You can import Multinomial directly from torch.distributions. ie. from torch.distributions import Multinomial
distribution.sample() takes a sample_size argument. So instead of sampling from numpy and converting into pytorch you can simply say Multinomial(10, fair_probs).sample((3,)) (sample_shape needs to be tuple).
Wonder anyone has encountered the same problem as me related to the code above. In version 0.7 of Dive into Deep Learning, the code works as shown above, with all the probabilities converging to the expected value of 1/6. However, with code in version 0.8.0 of the same book, the curves (see the image on the right) do not look right. Both curves were obtained by running the code from the book(s) without any changes and ran on the same PC. So there might be bugs in version 0.8.0 of the book? Thanks!
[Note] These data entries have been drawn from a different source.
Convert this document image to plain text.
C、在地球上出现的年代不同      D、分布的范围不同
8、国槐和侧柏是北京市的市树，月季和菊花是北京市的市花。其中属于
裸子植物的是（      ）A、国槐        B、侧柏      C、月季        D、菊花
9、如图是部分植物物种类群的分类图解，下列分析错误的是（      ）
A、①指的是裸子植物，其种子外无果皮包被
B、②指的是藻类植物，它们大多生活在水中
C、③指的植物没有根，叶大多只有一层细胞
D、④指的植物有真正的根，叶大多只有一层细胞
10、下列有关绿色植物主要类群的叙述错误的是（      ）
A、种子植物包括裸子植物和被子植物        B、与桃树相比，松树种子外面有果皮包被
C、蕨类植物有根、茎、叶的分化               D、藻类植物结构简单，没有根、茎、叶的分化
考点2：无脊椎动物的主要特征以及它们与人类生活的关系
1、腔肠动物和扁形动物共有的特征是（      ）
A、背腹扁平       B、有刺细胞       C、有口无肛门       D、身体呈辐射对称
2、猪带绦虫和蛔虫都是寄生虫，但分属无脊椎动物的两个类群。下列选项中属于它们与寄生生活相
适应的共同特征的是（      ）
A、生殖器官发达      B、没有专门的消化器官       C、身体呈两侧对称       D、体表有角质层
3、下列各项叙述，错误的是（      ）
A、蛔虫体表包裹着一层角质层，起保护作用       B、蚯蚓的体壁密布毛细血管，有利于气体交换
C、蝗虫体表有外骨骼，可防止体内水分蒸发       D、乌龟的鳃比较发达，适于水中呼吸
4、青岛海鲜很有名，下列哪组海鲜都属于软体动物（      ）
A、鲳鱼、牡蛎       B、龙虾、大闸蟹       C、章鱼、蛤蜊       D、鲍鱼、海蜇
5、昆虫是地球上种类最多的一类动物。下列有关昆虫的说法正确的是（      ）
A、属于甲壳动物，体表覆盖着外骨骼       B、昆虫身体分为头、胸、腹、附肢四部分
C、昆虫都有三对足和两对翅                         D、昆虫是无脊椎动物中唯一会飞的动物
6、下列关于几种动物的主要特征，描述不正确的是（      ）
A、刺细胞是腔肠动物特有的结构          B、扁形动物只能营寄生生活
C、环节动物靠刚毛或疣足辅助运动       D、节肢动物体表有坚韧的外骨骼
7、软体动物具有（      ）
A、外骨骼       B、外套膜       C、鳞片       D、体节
Maybe it is just a coincidence that almost 90 groups of experiments is “die = 6”?
It would be more clear if you counts / 1000 # Relative frequency as the estimate.
For Q4:
If we do the test 1 twice, the two tests won’t be independent, since they are using the same method on the same patient. In fact, we will get the same result very possibly.
Is this equivalent to (since D1 and D2 are independent) P(D1=1,D2=1) = P(D1=1) * P(D2=1) ? P(D1=1) has been calculated in equation 2.6.3 and P(D2=1) can be calculated similarly.
I am having a hard time proving this. Am I missing something?
For the last question
If we assume the test result is deterministic, then
P(D2=1|D1=1) = 1
P(D2=0|D1=0) = 1
Doing first experiment twice does not add additional information. Therefore, P(H=1|D1=1,D2=1) == P(H=1|D1=1). You can derive the equation by doing some arithmetic.
I don’t understand equation 2.6.3 . On the right side, why wouldn’t P(A) on the top cancel out with P(A) on the bottom, and since the other term on the bottom right which is the sum of all b in B for P(B|A) equals 1, wouldn’t that mean it would then just simplify to P(A|B) = P(B|A) which is obviously incorrect?